Les fruits et légumes du jardin ont généralement le bon goût d'être bien plus savoureux que ceux du commerce. Mais ce n'est pas seulement l'âpre passage en caisse qui en altère les saveurs. Le goût résulte de la combinaison de plusieurs facteurs, qu'il est facile de négliger. Qu'on se le dise, l'insipidité est à la portée de tous !
À toute chose, malheur est bon. Au sortir du Covid, nous avons appris un mot : l'agueusie, qui désigne la perte du sens du goût. Et ce fut une révélation pour certains : « Ah mais c'est pour ça que mes légumes n'ont pas de goût ! ». Euh… non. C'est juste que tu ne sais pas cultiver ton potager.

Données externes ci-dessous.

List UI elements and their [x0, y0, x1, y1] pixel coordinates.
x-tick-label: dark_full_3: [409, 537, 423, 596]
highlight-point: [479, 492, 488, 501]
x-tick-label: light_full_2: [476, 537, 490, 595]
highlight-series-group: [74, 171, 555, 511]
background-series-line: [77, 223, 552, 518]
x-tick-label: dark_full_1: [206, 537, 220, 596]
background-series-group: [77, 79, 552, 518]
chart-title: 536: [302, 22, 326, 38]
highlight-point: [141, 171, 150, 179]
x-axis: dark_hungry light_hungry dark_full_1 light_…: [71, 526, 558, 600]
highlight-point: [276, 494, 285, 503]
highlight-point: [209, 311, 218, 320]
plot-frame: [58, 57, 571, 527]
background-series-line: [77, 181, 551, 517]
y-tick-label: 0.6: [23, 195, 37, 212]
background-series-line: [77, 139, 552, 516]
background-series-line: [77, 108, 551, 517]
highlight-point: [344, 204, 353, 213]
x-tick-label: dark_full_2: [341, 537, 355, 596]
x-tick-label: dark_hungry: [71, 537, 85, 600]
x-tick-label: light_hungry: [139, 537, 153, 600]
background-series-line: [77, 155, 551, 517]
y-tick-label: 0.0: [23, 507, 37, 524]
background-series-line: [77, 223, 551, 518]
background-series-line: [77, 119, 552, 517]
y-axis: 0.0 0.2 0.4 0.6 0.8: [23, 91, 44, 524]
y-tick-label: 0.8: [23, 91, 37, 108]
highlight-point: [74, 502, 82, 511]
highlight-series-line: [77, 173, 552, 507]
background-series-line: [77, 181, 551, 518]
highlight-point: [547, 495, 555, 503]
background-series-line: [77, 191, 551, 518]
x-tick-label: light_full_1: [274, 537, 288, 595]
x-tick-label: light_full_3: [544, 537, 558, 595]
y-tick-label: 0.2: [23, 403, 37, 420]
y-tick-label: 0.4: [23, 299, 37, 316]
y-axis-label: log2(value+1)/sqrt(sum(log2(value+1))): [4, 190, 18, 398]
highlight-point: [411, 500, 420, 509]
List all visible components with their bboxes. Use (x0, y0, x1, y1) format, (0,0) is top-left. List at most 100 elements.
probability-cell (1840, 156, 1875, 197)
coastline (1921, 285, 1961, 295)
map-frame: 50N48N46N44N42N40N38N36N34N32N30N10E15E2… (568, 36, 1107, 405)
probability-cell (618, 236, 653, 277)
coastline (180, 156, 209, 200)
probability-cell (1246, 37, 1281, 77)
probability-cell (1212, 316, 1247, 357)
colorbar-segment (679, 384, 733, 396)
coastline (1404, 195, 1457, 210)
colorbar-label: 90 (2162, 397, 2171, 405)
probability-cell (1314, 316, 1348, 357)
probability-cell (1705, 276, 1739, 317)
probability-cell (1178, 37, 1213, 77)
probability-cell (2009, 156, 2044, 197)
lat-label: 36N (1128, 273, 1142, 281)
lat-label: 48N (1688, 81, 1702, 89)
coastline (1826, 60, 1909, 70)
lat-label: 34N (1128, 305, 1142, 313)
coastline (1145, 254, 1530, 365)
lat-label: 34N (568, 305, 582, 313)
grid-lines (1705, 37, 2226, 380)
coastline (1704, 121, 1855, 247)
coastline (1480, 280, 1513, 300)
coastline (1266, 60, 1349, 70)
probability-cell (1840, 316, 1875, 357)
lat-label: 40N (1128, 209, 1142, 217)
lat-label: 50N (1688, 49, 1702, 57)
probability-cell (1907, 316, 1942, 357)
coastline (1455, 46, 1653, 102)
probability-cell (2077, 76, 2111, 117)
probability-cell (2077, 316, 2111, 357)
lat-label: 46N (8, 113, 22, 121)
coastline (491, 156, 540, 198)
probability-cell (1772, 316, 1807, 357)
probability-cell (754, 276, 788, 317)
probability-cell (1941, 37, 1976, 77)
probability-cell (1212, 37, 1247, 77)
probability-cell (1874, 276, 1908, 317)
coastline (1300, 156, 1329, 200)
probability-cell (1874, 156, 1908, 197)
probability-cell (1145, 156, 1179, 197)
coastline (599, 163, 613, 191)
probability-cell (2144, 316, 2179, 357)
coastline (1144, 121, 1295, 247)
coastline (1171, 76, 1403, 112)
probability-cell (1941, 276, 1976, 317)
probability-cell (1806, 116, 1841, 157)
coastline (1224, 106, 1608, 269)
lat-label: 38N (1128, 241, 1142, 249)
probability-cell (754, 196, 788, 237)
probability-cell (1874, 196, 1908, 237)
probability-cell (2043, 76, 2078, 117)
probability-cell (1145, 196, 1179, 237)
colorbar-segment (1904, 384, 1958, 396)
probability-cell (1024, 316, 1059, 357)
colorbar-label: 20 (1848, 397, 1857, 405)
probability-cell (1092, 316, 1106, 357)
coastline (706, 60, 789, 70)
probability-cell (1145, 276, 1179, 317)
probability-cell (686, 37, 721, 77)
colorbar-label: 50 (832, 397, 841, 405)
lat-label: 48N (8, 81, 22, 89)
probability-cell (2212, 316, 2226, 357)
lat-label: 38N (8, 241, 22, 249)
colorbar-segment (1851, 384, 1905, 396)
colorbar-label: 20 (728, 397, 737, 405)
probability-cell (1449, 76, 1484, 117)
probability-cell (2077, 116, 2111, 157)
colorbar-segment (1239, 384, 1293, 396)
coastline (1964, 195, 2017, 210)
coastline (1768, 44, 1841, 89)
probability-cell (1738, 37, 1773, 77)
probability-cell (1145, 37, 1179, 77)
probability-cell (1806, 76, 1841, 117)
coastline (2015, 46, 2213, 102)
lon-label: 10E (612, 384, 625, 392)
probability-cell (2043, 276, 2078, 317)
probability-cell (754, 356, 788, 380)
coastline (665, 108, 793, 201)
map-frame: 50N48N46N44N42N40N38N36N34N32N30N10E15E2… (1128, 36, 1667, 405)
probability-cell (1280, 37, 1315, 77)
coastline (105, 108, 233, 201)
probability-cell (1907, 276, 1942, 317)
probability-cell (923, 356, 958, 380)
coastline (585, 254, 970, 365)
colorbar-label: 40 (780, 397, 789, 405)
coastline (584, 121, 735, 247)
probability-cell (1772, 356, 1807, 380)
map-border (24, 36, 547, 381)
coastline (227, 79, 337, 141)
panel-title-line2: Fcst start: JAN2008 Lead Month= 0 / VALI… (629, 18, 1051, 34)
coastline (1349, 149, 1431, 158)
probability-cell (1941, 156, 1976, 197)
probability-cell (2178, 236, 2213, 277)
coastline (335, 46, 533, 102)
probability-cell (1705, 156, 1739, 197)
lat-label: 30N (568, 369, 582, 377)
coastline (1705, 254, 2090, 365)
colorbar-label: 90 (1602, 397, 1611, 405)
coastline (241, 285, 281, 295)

La petite musique des variétés
Le goût d'un légume ou d'un fruit est d'abord inscrit dans ses gènes. Chaque variété possède un potentiel aromatique propre, déterminé par sa composition en sucres, en acides organiques et en molécules aromatiques. Si les variétés anciennes ont été sélectionnées pour leur saveur, les variétés modernes, elles, ont trop souvent été optimisées pour le rendement, l'apparence, la résistance aux maladies et la tenue au transport. Ainsi, avant même que la graine ait touché le sol, le choix variétal est-il le premier critère qui impacte le goût des cultures.
Le sol, ce grand exhausteur de goût
Un sol vivant, riche en matière organique et peuplé de micro-organismes, met à disposition de la plante une palette minérale complète et équilibrée. Or, ce sont précisément ces minéraux qui entrent dans la fabrication des molécules responsables des arômes. Un sol appauvri, lessivé, pauvre en matières organiques produit des végétaux pauvres en arômes. De même sa composition, sa structure, comme un terroir, active ou inhibe certaines saveurs. Ce n'est pas pour rien que l'on distingue le melon de Cavaillon de celui de Charente.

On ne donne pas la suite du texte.